Do you dream of engaged and decisive employees but worry about the mistakes they may make? Are you guilty of stepping in and making decisions for them because it’s “faster” and “safer” but at the same time expecting more commitment and confusing it with them doing overtime?
Being a leader who can empower people is challenging; we know that. We all want to keep our people engaged, decisive, and unafraid of making mistakes. In this article, we want to share 4 steps to keep your people committed through the right decision-making strategy.
Let’s get the ball rolling!
Step 1: Prepare
It is very important to be aware of certain mechanisms when preparing to empower your people:
- A common pattern is to think that “people are not ready to have things delegated to them” or “they are not good enough.” This is how we explain to ourselves that it’s not about us; it’s about our people. This is our fear of giving away ownership – a fear which is not always conscious.
- It’s not enough to jump into a meeting and say: “Now this is your thing; deal with it.” If we plan to empower people, we have to name the field of action, set the goal we want to achieve, and explain how we will support the person responsible for the task.
- Empowering is very close to delegating. What’s important is that you are not supposed to explain HOW to execute tasks but WHAT their goal is.
- As a leader, you are supposed to give people the space to achieve the goal the way they want, not by micromanaging but by providing the full context like a history of similar activities in the company and financial data.
Step 2: Take action
When you’re going to empower your people, you have to remember:
- People are motivated best by tasks that are a little bit more difficult than they can reach currently but not too hard.
- If responsibility is too big, people usually take a step back; they are scared and withdrawn. it’s not about a lack of ambition.
- Ownership – is it always great? Sometimes we may give people too many responsibilities or goals that are too big. This is dangerous because it can lead to burnout, and if you give responsibilities without empowering that person, the risk of burnout is even higher.
- As leaders, you have to be role models: it’s crucial what you do, not what you suggest or declare! It’s your role to name the organization’s values and always follow them. (This is especially important for growing organizations; less than 500 people.)
- The longer you hover around someone, the longer you stop someone’s independence. At the same time – it’s not about leaving people alone, but being around to help if needed but not interrupting them.
Step 3: Face the problems:
When you empower your people, problems usually arise, and it’s a matter of enduring this stage:
- Never say: “Let me do this instead,” to your team. If an employee is struggling with a task, the first temptation is to take it away from them. But being a leader is not about doing everything yourself.
- By stepping into the process, you are giving a signal that you don’t trust your employees and that you feel they will disappoint you. Such a signal weakens their decision-making power and worsens their overall performance.
- Even if we have doubts about the steps the employee is taking, we need to endure this feeling and address our doubts without taking the project or task from this person immediately. We can ask: “Explain to me why you did something this way,” or “By my standards, it should look different. I don’t understand.”
- Don’t compare people to others, never say: “Karen did it better 2 years ago”! According to various research, comparing people is hurtful from both professional and personal perspectives and negatively impacts the quality of work.

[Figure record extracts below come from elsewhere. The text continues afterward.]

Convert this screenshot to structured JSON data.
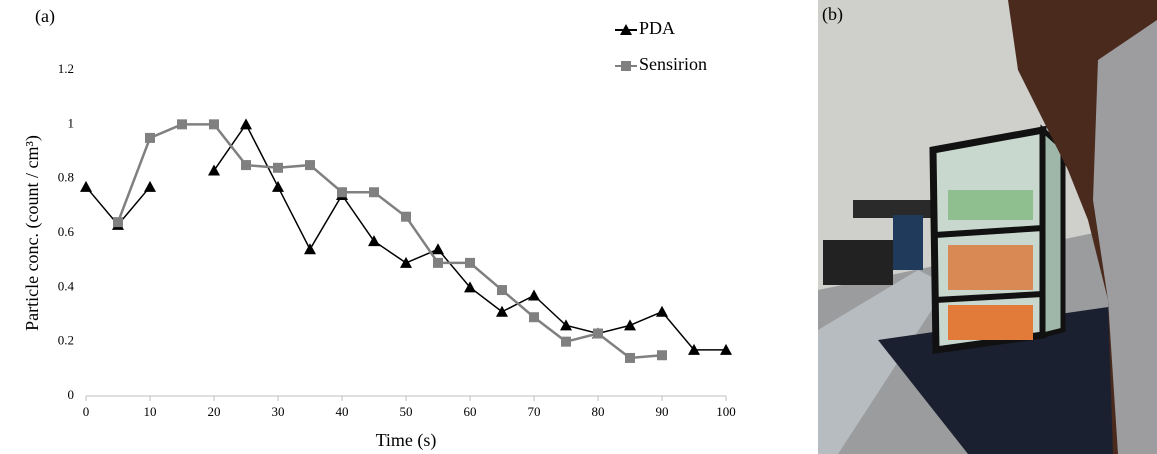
{
  "panel_a_label": "(a)",
  "panel_b_label": "(b)",
  "chart_data": {
    "type": "line",
    "x_label": "Time (s)",
    "y_label": "Particle conc. (count / cm³)",
    "x": [
      0,
      5,
      10,
      15,
      20,
      25,
      30,
      35,
      40,
      45,
      50,
      55,
      60,
      65,
      70,
      75,
      80,
      85,
      90,
      95,
      100
    ],
    "series": [
      {
        "name": "PDA",
        "color": "#000000",
        "marker": "triangle",
        "values": [
          0.77,
          0.63,
          0.77,
          null,
          0.83,
          1.0,
          0.77,
          0.54,
          0.74,
          0.57,
          0.49,
          0.54,
          0.4,
          0.31,
          0.37,
          0.26,
          0.23,
          0.26,
          0.31,
          0.17,
          0.17
        ]
      },
      {
        "name": "Sensirion",
        "color": "#808080",
        "marker": "square",
        "values": [
          null,
          0.64,
          0.95,
          1.0,
          1.0,
          0.85,
          0.84,
          0.85,
          0.75,
          0.75,
          0.66,
          0.49,
          0.49,
          0.39,
          0.29,
          0.2,
          0.23,
          0.14,
          0.15,
          null,
          null
        ]
      }
    ],
    "xlim": [
      0,
      100
    ],
    "xticks": [
      0,
      10,
      20,
      30,
      40,
      50,
      60,
      70,
      80,
      90,
      100
    ],
    "ylim": [
      0,
      1.2
    ],
    "yticks": [
      0,
      0.2,
      0.4,
      0.6,
      0.8,
      1,
      1.2
    ],
    "legend": "top-right"
  }
}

- It’s common to be afraid of mistakes your people might make. First, this fear is bigger than reality – the majority of these failures never happen. Second, is that there is no better way to learn than let someone experience that. According to Stanford research, the bigger failure is, the better results you will have next time.

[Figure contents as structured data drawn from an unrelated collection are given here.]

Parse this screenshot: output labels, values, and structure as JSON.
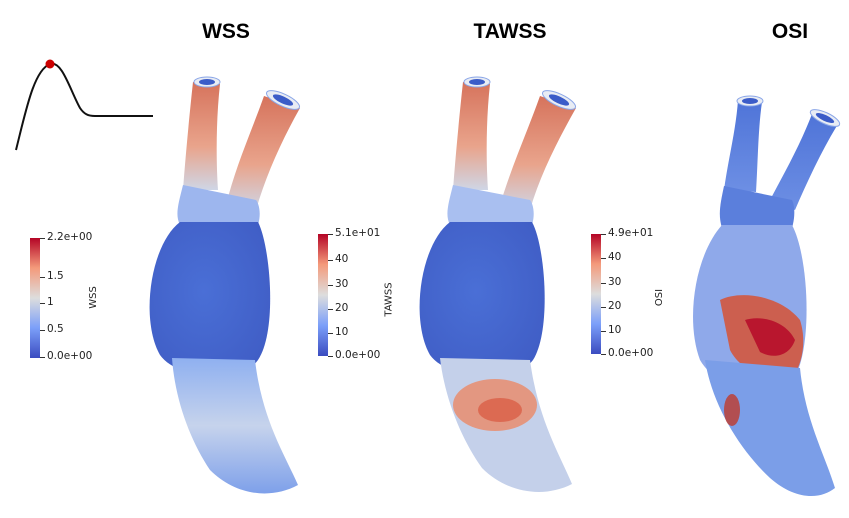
{
  "panels": [
    {
      "title": "WSS",
      "colorbar": {
        "label": "WSS",
        "ticks": [
          "2.2e+00",
          "1.5",
          "1",
          "0.5",
          "0.0e+00"
        ]
      }
    },
    {
      "title": "TAWSS",
      "colorbar": {
        "label": "TAWSS",
        "ticks": [
          "5.1e+01",
          "40",
          "30",
          "20",
          "10",
          "0.0e+00"
        ]
      }
    },
    {
      "title": "OSI",
      "colorbar": {
        "label": "OSI",
        "ticks": [
          "4.9e+01",
          "40",
          "30",
          "20",
          "10",
          "0.0e+00"
        ]
      }
    }
  ],
  "colors": {
    "low": "#3b4cc0",
    "mid": "#dddddd",
    "high": "#b40426",
    "marker": "#cc0000"
  }
}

Step 4: “Tick off the checkbox”:
How and when can you know it is done? When is the moment you can say you are “good empower”?
- You know that you are good at empowering your team when you believe in their good intentions. You trust that your employees do everything that is required of them and everything they can in a certain situation.
- You accept the imbalance between your commitment and employees’ commitment. You don’t expect people to be like you.
- You don’t feel the need to control everything. You focus on measuring the effects, not time. You set clear goals and measure them accordingly.